Trop de croquis perdus. Et si après quelques heures, il leur avait retrouvé un peu de valeur, un petit je-ne-sais-quoi qu'il n'eût pas encore réussi à coucher sur papier? Mais en regardant ses papiers s'envoler pour ne jamais revenir, Sydney ne fit que pousser un bref soupir, ses épaules affaissées. Ce serait mentir que de prétendre que ces croquis avaient de la valeur, il y avait si peu de différence entre ceux qu'il venait de perdre et ceux qu'il avait dessiné le jour d'avant, et celui d'avant, et celui d'avant… Plus qu'emprisonné dans la brume, la ville était figée dans le temps et il s'était retrouvé prisonnier de sa propre routine. Peut-être qu'il devrait tenter une exploration plus poussée de l'Île, et même plus loin s'il l'osait.
Ou peut-être que les mystères de l'Île allaient venir à lui en premier.

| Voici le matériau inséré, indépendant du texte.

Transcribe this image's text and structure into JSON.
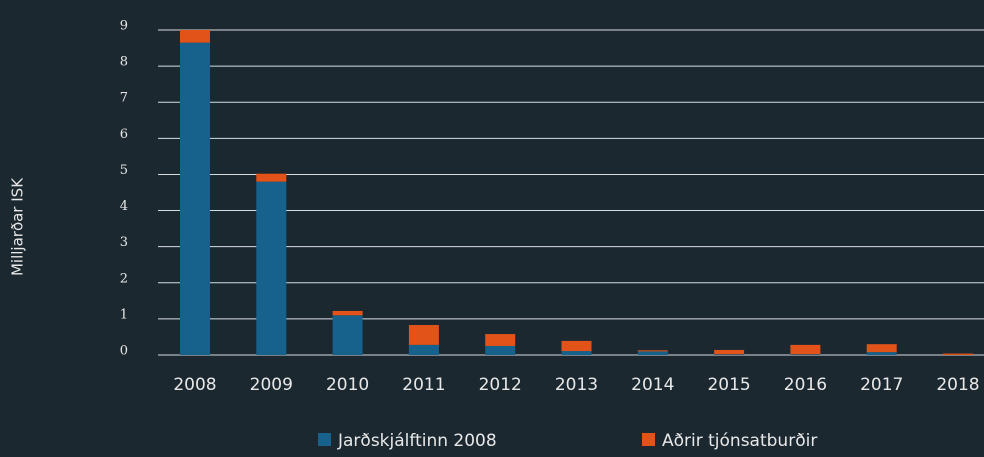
{
  "chart_data": {
    "type": "stacked_bar",
    "y_label": "Milljarðar ISK",
    "categories": [
      "2008",
      "2009",
      "2010",
      "2011",
      "2012",
      "2013",
      "2014",
      "2015",
      "2016",
      "2017",
      "2018"
    ],
    "series": [
      {
        "name": "Jarðskjálftinn 2008",
        "color": "#17628c",
        "values": [
          8.65,
          4.8,
          1.1,
          0.28,
          0.25,
          0.11,
          0.1,
          0.02,
          0.02,
          0.08,
          0
        ]
      },
      {
        "name": "Aðrir tjónsatburðir",
        "color": "#e2531a",
        "values": [
          0.35,
          0.22,
          0.12,
          0.55,
          0.33,
          0.28,
          0.03,
          0.12,
          0.26,
          0.22,
          0.04
        ]
      }
    ],
    "ylim": [
      0,
      9
    ],
    "yticks": [
      0,
      1,
      2,
      3,
      4,
      5,
      6,
      7,
      8,
      9
    ],
    "grid": true,
    "legend": "bottom"
  }
}
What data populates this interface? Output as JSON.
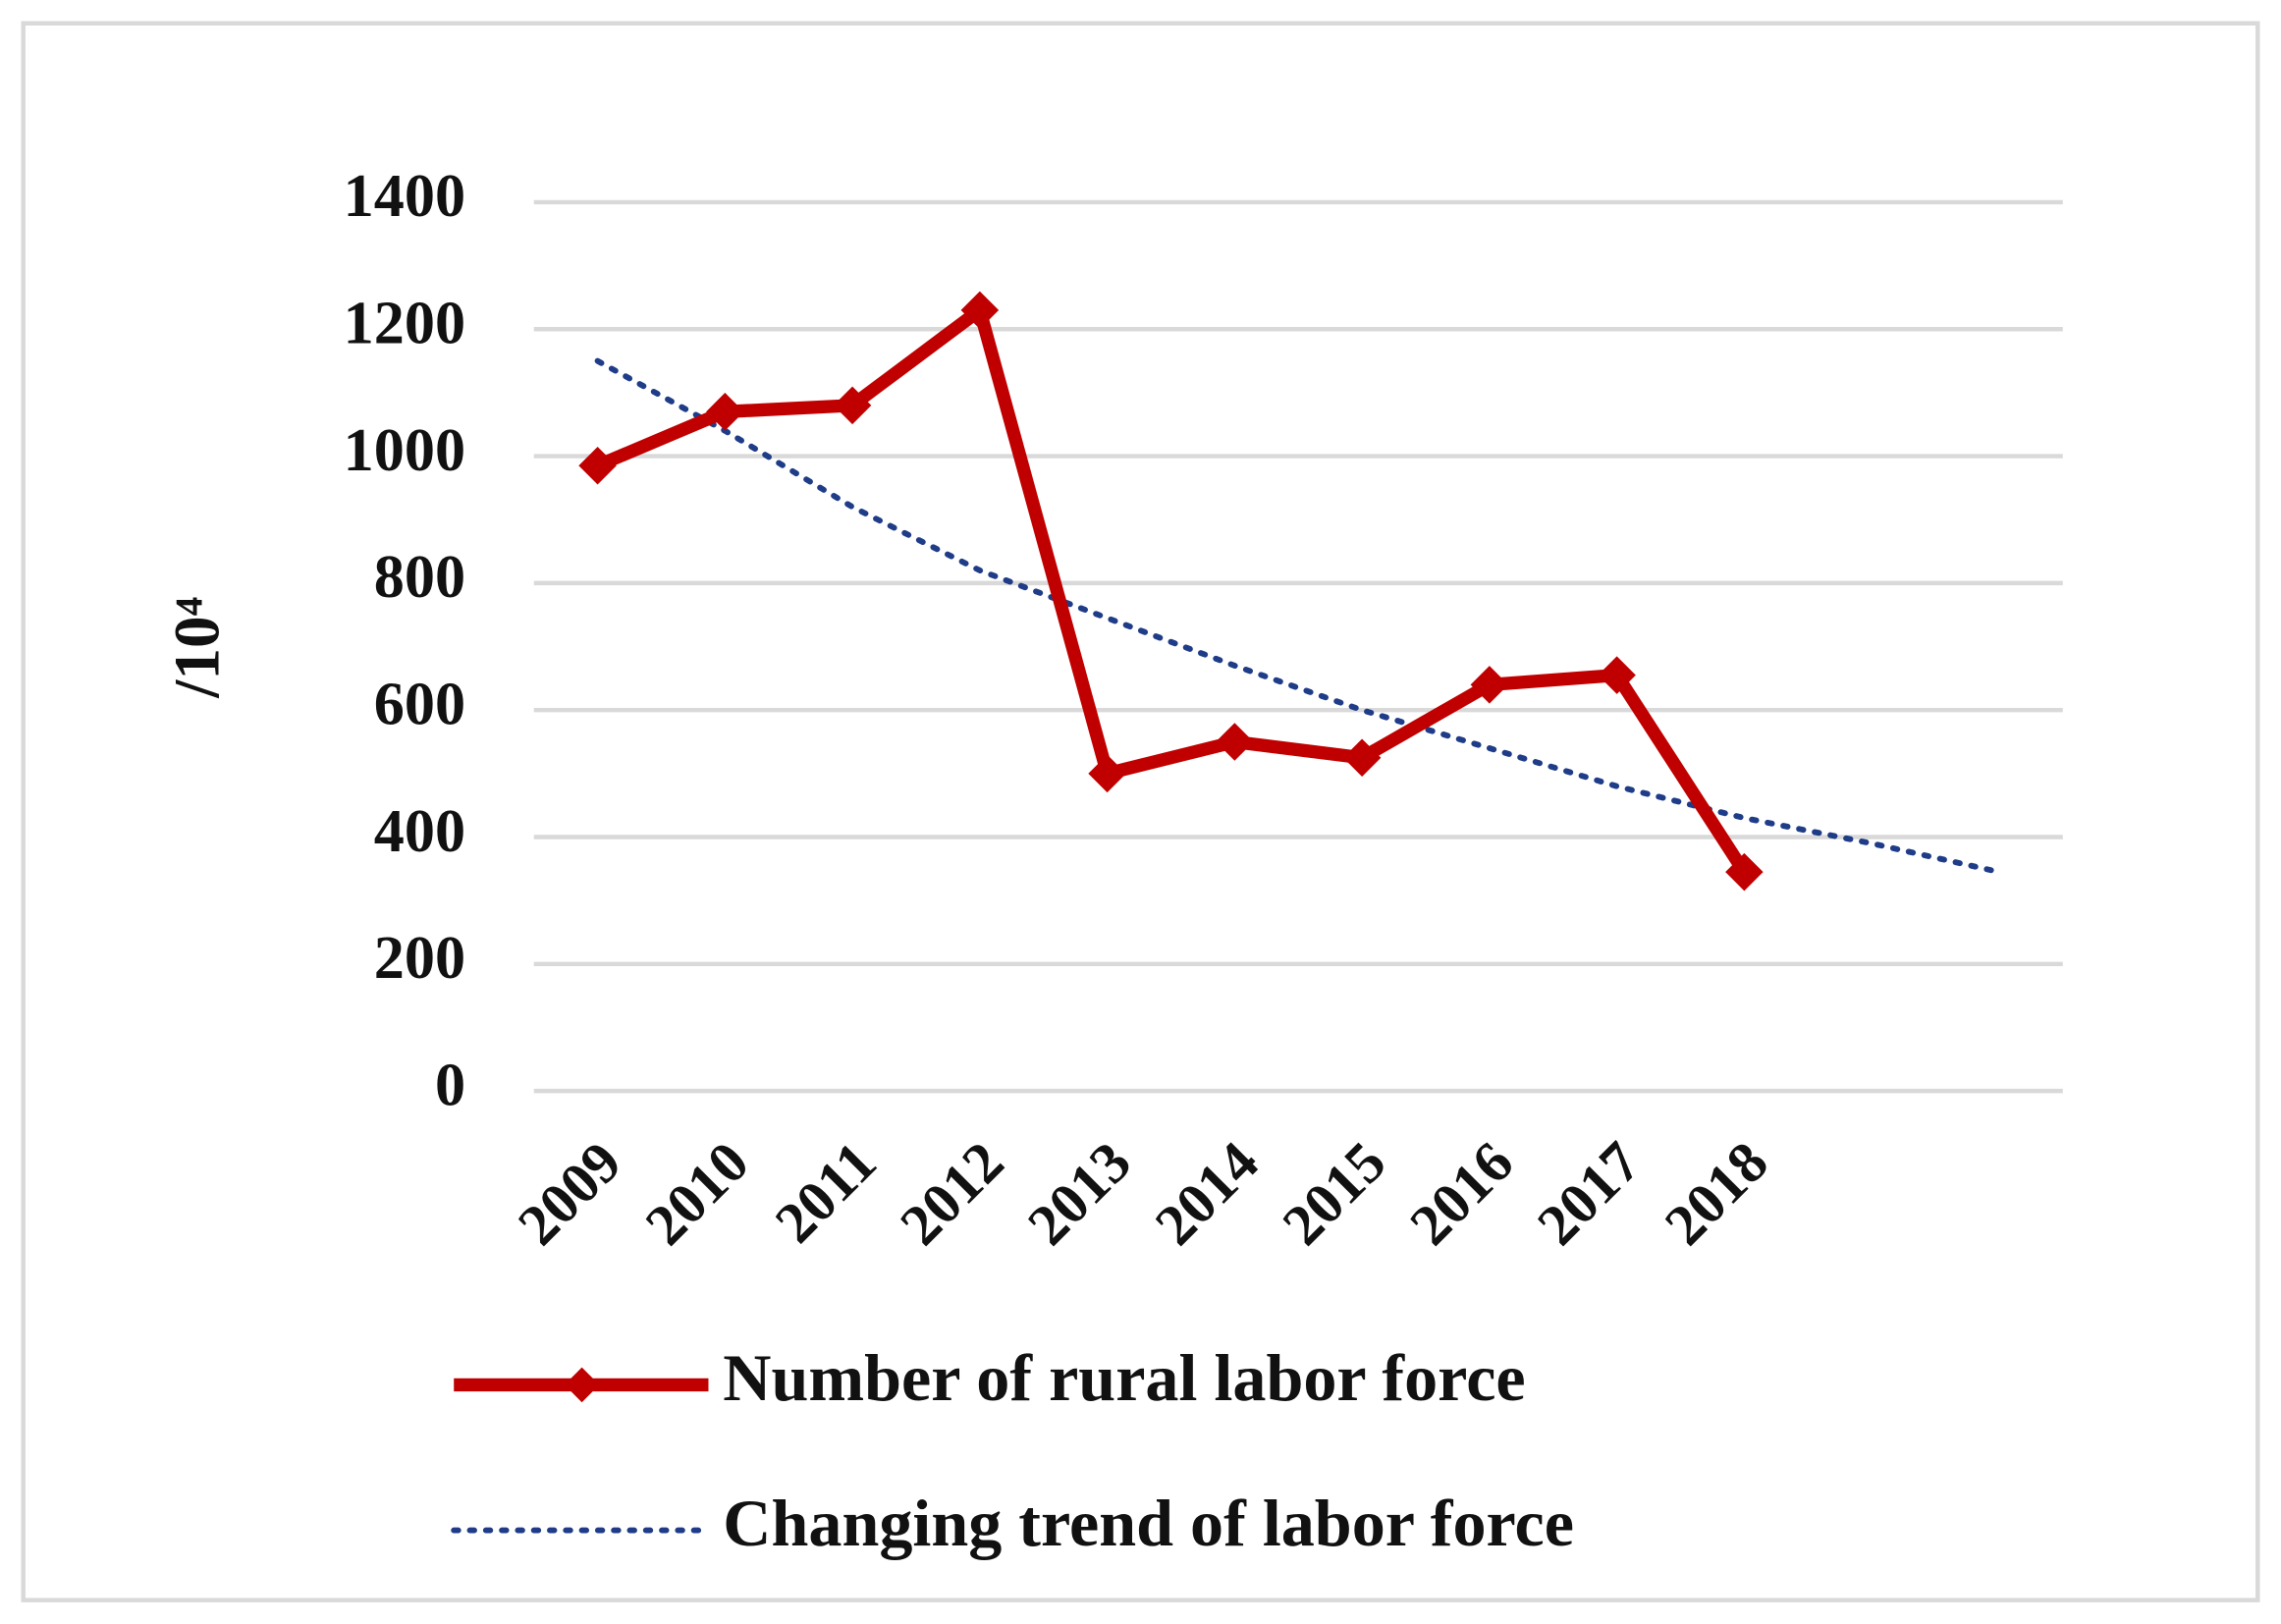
{
  "chart_data": {
    "type": "line",
    "ylabel": "/10⁴",
    "categories": [
      "2009",
      "2010",
      "2011",
      "2012",
      "2013",
      "2014",
      "2015",
      "2016",
      "2017",
      "2018",
      null,
      null
    ],
    "series": [
      {
        "name": "Number of rural labor force",
        "color": "#c00000",
        "line_style": "solid",
        "marker": "diamond",
        "values": [
          985,
          1070,
          1080,
          1230,
          500,
          550,
          525,
          640,
          655,
          345,
          null,
          null
        ]
      },
      {
        "name": "Changing trend of labor force",
        "color": "#1f3c88",
        "line_style": "dotted",
        "marker": "none",
        "values": [
          1150,
          1040,
          920,
          820,
          745,
          670,
          600,
          540,
          480,
          430,
          390,
          345
        ]
      }
    ],
    "ylim": [
      0,
      1400
    ],
    "yticks": [
      0,
      200,
      400,
      600,
      800,
      1000,
      1200,
      1400
    ],
    "grid": true,
    "legend": "bottom"
  }
}
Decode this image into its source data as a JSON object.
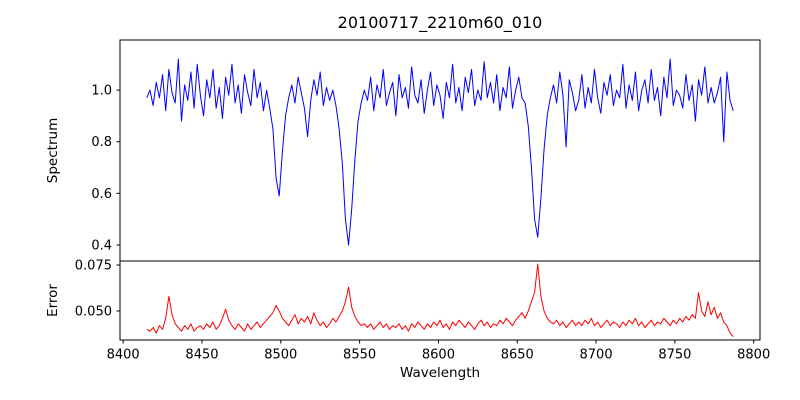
{
  "title": "20100717_2210m60_010",
  "xlabel": "Wavelength",
  "accent_colors": {
    "spectrum_line": "#0000ff",
    "error_line": "#ff0000",
    "axis": "#000000",
    "background": "#ffffff"
  },
  "chart_data": [
    {
      "type": "line",
      "panel": "spectrum",
      "ylabel": "Spectrum",
      "color": "#0000ff",
      "x_start": 8415,
      "x_step": 2,
      "xlim": [
        8398,
        8804
      ],
      "ylim": [
        0.338,
        1.194
      ],
      "yticks": [
        0.4,
        0.6,
        0.8,
        1.0
      ],
      "ytick_labels": [
        "0.4",
        "0.6",
        "0.8",
        "1.0"
      ],
      "grid": false,
      "legend": false,
      "annotations": [
        "absorption dips near 8498, 8542, 8662"
      ],
      "values": [
        0.97,
        1.0,
        0.94,
        1.03,
        0.97,
        1.06,
        0.92,
        1.08,
        0.99,
        0.95,
        1.12,
        0.88,
        1.02,
        0.96,
        1.07,
        0.93,
        1.1,
        0.98,
        0.9,
        1.04,
        0.97,
        1.08,
        0.93,
        1.01,
        0.89,
        1.05,
        0.98,
        1.1,
        0.95,
        1.02,
        0.91,
        1.06,
        0.99,
        0.94,
        1.08,
        0.97,
        1.03,
        0.92,
        1.0,
        0.93,
        0.85,
        0.66,
        0.59,
        0.76,
        0.9,
        0.97,
        1.02,
        0.95,
        1.05,
        0.99,
        0.93,
        0.82,
        0.96,
        1.04,
        0.98,
        1.07,
        0.94,
        1.01,
        0.96,
        1.0,
        0.94,
        0.85,
        0.72,
        0.5,
        0.4,
        0.54,
        0.73,
        0.88,
        0.95,
        1.0,
        0.96,
        1.05,
        0.92,
        1.02,
        0.97,
        1.08,
        0.94,
        0.99,
        1.03,
        0.9,
        1.06,
        0.97,
        1.01,
        0.93,
        1.09,
        0.98,
        0.95,
        1.04,
        0.91,
        1.0,
        1.07,
        0.94,
        1.02,
        0.98,
        0.89,
        1.03,
        0.97,
        1.1,
        0.95,
        1.01,
        0.92,
        1.05,
        0.99,
        1.08,
        0.94,
        1.0,
        0.96,
        1.11,
        0.97,
        1.03,
        0.95,
        1.06,
        0.92,
        1.01,
        0.97,
        1.09,
        0.93,
        1.0,
        1.05,
        0.97,
        0.95,
        0.86,
        0.7,
        0.5,
        0.43,
        0.58,
        0.77,
        0.9,
        0.97,
        1.02,
        0.95,
        1.07,
        0.98,
        0.78,
        1.04,
        0.99,
        0.92,
        0.96,
        1.06,
        0.93,
        1.01,
        0.95,
        1.08,
        0.97,
        0.91,
        1.03,
        0.98,
        1.06,
        0.94,
        1.0,
        0.97,
        1.1,
        0.93,
        1.02,
        0.96,
        1.07,
        0.92,
        1.0,
        1.04,
        0.95,
        1.08,
        0.96,
        1.01,
        0.9,
        1.05,
        0.97,
        1.12,
        0.94,
        1.0,
        0.98,
        0.93,
        1.06,
        0.96,
        1.02,
        0.88,
        1.04,
        0.98,
        1.09,
        0.95,
        1.01,
        0.95,
        0.99,
        1.05,
        0.8,
        1.07,
        0.96,
        0.92
      ]
    },
    {
      "type": "line",
      "panel": "error",
      "ylabel": "Error",
      "xlabel": "Wavelength",
      "color": "#ff0000",
      "x_start": 8415,
      "x_step": 2,
      "xlim": [
        8398,
        8804
      ],
      "ylim": [
        0.0342,
        0.0772
      ],
      "yticks": [
        0.05,
        0.075
      ],
      "ytick_labels": [
        "0.050",
        "0.075"
      ],
      "xticks": [
        8400,
        8450,
        8500,
        8550,
        8600,
        8650,
        8700,
        8750,
        8800
      ],
      "xtick_labels": [
        "8400",
        "8450",
        "8500",
        "8550",
        "8600",
        "8650",
        "8700",
        "8750",
        "8800"
      ],
      "grid": false,
      "legend": false,
      "annotations": [
        "error peaks near 8429, 8542, 8662 (max 0.0755)"
      ],
      "values": [
        0.04,
        0.039,
        0.041,
        0.038,
        0.042,
        0.04,
        0.046,
        0.058,
        0.048,
        0.043,
        0.041,
        0.039,
        0.042,
        0.04,
        0.043,
        0.039,
        0.041,
        0.042,
        0.04,
        0.043,
        0.041,
        0.044,
        0.04,
        0.042,
        0.046,
        0.051,
        0.045,
        0.042,
        0.04,
        0.043,
        0.041,
        0.039,
        0.043,
        0.04,
        0.042,
        0.044,
        0.041,
        0.043,
        0.045,
        0.047,
        0.049,
        0.053,
        0.05,
        0.046,
        0.044,
        0.042,
        0.045,
        0.048,
        0.043,
        0.046,
        0.044,
        0.047,
        0.043,
        0.049,
        0.045,
        0.042,
        0.044,
        0.041,
        0.043,
        0.046,
        0.044,
        0.047,
        0.05,
        0.055,
        0.063,
        0.052,
        0.047,
        0.044,
        0.042,
        0.043,
        0.041,
        0.043,
        0.04,
        0.042,
        0.044,
        0.041,
        0.043,
        0.04,
        0.042,
        0.041,
        0.043,
        0.04,
        0.042,
        0.039,
        0.043,
        0.041,
        0.044,
        0.042,
        0.04,
        0.043,
        0.041,
        0.044,
        0.042,
        0.045,
        0.041,
        0.043,
        0.04,
        0.044,
        0.042,
        0.045,
        0.043,
        0.041,
        0.044,
        0.042,
        0.04,
        0.043,
        0.045,
        0.042,
        0.044,
        0.041,
        0.043,
        0.042,
        0.045,
        0.043,
        0.046,
        0.044,
        0.042,
        0.045,
        0.047,
        0.049,
        0.046,
        0.05,
        0.055,
        0.06,
        0.0755,
        0.058,
        0.05,
        0.046,
        0.044,
        0.043,
        0.045,
        0.042,
        0.044,
        0.041,
        0.043,
        0.045,
        0.042,
        0.044,
        0.042,
        0.045,
        0.043,
        0.046,
        0.042,
        0.044,
        0.041,
        0.043,
        0.045,
        0.042,
        0.044,
        0.043,
        0.041,
        0.044,
        0.042,
        0.045,
        0.043,
        0.046,
        0.042,
        0.044,
        0.041,
        0.043,
        0.045,
        0.042,
        0.044,
        0.043,
        0.046,
        0.044,
        0.042,
        0.045,
        0.043,
        0.046,
        0.044,
        0.047,
        0.045,
        0.048,
        0.046,
        0.06,
        0.05,
        0.047,
        0.055,
        0.048,
        0.052,
        0.046,
        0.049,
        0.044,
        0.042,
        0.038,
        0.036
      ]
    }
  ]
}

Le couturier ne réagit pas tout de suite en voyant la femme qui lui tendait ses croquis. Elle avait la posture d’un soldat au repos mais la gardait avec un certain inconfort et Sydney pouvait apercevoir des bandages ici et là, dont le plus important sur son visage, qui lui arrachèrent un hoquet de stupeur.
-Oh, fille, qu'est-ce qui t'es arrivé ?!
Ce n'était pas dit avec méchanceté, mais pas avec tact non plus. Clairement cette fille ne manquait pas de goût et savait s’habiller mais bon, un peu de prudence ne lui ferait pas de tort à l’avenir si elle voulait atteindre son plein potentiel. Un élan de culpabilité traversa le couturier alors qu’il reprit les papiers qu’elle lui tendait et observa ses propres mains, usées par le travail de façon tout à fait typique mais qui étaient en grand contraste avec le reste de son apparence. Il aurait pu y faire plus attention, se trouver de la crème pour sa peau, du vernis —même s’il se doutait que c’était ce qui avait causé la décoloration de ses ongles— mais il avait choisi de ne pas le faire. Quel hypocrite. Qui était-il pour juger l’apparence des autres?
D’un geste dramatique, le blond s’éventa avec ses croquis en poussant un petit rire nerveux. Il n’était pas trop tard pour se rattraper, et puis, la demoiselle venait de lui redonner un peu de sa confiance en complimentant son travail, alors il était de bonne humeur.
-Désolé, désolé, ce n’est pas de mes affaires. Ne t’inquiète pas pour les croquis, ceux-là feront très bien l’affaire, merci beaucoup! Peut-être que juste pour toi, je vais les ajouter à ma vitrine!
La « vitrine » n'était que l'avant du magasin où toutes les tables et comptoirs avaient été retiré pour faire plus de place, et quelques patères soutenaient ses dernières créations. Loin d'être parfait, mais il devait faire avec les moyens du bord.
-C'est bien de rencontrer un autre amateur de la mode, il en manque cruellement sur cette île… Mais assez parlé de moi, tes blessures ne te font pas trop mal? Je dois avoir de quoi faire plus de bandages ou une attelle, si tu en as besoin. Et je ne crois pas qu'on se soit présenté? Moi c'est Sydney, j’ai mon studio de couture dans le coin.